The five performers that make up the pencil pushers and busybodies of this Brazil-inspired departmental dystopia each take it in turns to be prodded about, tripped up and sometimes in the case of the quite frankly impossibly nimble Olivia Quayle, even thrown around by their colleagues. There’s a sense of constant and claustrophobic struggle with the cast all fighting each other for the upper hand in this small space within Jacksons Lane. Designer Raymon Sarti has created an set that feels constantly on the edge of being invaded, engulfed as it is by multitudes of stacked cardboard boxes that tower menacingly overhead. From overhead comes a continuous flow of the berating shrill sounds of the office mixed alongside a taped voiceover piece that cunningly changes ever so slightly each time we hear it.

As for the props on stage, they mainly consist of a metal desk with a sliding wood panel and a metal chair. These are transformed cleverly into various structures, from an elevator to an aerial cage, with a few simple flips and a little imagination. They’re a great asset to the mise en scène of the performance, which as a whole feels like the strongest element of Strike, but also annoyingly the reason why it occasionally fails to quite hit its mark. Too concerned with getting across the idea of a frantic hive of robotic worker drones, the more theatrical side of the piece can feel a little blunt in its execution.

Once the initial concept is presented, Strike goes up a gear in the second half with the performers playing with our expectations and making more use of their physical circus skills for example on the slack rope and aerial strap that come into play. Without these elements, the first half relies too much on narrative, a problem as there isn’t really any obvious story strand, just little vignettes of power struggles and compliance. These are intriguing on their own, but when brought together not achieving a recognisable whole. Are these scenes all taking place within the same hellish organisation, or is this what life is like for everyone everywhere in this nightmarish land now?

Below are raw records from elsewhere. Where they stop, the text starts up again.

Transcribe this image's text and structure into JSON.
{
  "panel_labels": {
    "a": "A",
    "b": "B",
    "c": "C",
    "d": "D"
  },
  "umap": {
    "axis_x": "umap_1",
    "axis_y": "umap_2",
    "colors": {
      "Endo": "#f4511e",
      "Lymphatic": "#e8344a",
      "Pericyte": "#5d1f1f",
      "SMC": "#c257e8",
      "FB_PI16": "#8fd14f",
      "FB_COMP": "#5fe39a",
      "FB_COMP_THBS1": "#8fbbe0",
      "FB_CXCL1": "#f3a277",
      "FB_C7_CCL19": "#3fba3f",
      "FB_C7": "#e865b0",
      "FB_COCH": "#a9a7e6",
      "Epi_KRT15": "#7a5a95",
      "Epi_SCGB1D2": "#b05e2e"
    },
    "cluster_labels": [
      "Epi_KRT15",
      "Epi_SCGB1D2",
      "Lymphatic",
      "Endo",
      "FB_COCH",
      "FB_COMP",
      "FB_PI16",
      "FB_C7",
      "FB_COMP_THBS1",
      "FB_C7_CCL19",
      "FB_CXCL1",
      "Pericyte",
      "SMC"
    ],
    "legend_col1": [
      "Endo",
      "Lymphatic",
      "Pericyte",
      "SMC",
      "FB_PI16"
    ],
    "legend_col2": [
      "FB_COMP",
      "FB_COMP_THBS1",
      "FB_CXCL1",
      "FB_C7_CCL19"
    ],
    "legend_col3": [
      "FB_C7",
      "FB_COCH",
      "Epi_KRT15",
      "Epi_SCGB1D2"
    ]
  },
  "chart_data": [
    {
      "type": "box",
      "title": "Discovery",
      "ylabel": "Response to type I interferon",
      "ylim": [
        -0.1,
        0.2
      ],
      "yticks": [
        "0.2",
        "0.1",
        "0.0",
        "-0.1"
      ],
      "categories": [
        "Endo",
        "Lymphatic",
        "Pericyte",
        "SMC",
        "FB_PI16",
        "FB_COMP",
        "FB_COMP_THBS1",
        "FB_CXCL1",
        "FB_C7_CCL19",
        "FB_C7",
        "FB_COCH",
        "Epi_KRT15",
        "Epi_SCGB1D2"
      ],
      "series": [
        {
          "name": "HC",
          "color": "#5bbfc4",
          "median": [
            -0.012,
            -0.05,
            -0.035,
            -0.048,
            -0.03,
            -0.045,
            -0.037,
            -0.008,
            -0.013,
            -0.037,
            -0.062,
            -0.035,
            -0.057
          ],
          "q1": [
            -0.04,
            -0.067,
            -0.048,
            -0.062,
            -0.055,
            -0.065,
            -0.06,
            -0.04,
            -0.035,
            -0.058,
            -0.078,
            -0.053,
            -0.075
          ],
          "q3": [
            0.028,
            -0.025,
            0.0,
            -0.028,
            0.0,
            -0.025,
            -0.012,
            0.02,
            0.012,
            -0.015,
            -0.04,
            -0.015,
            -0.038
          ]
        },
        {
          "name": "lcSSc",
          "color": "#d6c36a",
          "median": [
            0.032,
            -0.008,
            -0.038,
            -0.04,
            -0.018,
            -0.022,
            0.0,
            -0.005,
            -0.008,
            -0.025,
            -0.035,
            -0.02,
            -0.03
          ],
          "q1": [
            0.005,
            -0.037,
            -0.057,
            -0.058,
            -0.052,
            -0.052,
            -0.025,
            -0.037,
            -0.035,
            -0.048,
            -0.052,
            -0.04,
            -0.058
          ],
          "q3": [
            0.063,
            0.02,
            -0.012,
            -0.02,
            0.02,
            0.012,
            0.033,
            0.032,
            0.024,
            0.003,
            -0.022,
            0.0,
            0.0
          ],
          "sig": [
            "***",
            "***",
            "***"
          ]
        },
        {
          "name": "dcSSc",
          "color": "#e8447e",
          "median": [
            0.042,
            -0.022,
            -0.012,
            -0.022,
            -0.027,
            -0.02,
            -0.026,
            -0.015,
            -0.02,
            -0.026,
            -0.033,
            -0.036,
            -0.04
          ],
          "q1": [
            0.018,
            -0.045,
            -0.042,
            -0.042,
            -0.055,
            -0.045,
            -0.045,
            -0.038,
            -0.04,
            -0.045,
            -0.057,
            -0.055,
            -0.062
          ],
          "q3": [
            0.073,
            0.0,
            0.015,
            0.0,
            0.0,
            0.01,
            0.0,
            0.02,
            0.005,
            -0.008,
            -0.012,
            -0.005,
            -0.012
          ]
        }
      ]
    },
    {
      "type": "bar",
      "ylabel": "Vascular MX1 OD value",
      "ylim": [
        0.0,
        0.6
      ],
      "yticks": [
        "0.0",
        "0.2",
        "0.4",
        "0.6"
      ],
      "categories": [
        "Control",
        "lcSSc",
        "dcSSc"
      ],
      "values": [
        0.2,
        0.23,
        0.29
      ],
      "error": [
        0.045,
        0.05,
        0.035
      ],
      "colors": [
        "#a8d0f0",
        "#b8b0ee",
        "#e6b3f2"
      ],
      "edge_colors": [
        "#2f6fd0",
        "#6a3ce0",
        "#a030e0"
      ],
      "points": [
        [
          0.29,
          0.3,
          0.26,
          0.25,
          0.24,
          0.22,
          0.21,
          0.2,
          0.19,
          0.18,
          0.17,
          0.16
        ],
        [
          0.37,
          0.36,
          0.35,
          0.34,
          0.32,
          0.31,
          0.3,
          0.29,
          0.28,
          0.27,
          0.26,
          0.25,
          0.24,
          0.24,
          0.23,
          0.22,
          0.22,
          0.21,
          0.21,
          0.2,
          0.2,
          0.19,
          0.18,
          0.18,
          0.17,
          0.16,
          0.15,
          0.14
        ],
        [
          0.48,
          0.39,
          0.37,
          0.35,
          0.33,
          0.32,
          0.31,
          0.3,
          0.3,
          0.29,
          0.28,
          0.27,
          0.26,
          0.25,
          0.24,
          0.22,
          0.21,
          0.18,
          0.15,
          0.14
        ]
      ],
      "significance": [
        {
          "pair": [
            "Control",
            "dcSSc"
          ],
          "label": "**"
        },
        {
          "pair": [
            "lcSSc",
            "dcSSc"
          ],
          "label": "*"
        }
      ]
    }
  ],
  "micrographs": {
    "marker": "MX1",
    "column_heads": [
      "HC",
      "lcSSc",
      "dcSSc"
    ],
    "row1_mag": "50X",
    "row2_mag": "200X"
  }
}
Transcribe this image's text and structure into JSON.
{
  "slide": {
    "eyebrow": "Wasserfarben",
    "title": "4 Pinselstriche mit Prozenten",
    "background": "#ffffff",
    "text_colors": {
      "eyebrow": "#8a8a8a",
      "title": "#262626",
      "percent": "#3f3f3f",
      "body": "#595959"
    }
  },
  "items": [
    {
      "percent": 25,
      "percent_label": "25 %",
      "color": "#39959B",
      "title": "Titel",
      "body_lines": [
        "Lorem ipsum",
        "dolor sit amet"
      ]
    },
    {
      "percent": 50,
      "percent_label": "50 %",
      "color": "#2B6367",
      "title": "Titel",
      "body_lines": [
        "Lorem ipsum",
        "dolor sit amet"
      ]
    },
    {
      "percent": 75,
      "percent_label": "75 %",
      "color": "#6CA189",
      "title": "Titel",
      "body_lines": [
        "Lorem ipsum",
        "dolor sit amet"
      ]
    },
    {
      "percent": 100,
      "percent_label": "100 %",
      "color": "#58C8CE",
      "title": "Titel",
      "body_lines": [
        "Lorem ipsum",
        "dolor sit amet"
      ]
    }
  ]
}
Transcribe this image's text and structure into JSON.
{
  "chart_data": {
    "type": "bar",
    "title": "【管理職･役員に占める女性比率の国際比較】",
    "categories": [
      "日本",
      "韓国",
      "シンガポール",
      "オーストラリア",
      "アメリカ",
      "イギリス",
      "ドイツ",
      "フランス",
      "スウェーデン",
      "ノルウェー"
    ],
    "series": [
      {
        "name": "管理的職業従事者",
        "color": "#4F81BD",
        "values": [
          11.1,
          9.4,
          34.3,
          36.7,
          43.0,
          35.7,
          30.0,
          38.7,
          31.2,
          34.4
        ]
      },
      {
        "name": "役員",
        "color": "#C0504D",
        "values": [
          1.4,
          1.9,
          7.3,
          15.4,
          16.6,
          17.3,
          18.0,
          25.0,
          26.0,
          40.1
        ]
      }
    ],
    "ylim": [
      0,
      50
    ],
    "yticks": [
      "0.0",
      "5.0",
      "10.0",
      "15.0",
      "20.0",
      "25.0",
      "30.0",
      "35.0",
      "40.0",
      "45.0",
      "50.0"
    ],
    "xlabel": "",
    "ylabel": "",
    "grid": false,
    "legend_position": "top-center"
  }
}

When eventually more acrobatic touches are brought into play in the second half, everything becomes instantly more engaging; for example, the use of the desk as an aerial structure that the group slide and swing into and over a personal highlight. Indeed, as Serreau’s carefully structured world begins to topple, Strike also starts to feel much more innovative – reminding us all that a little chaos isn’t such a bad thing, at the end of the day.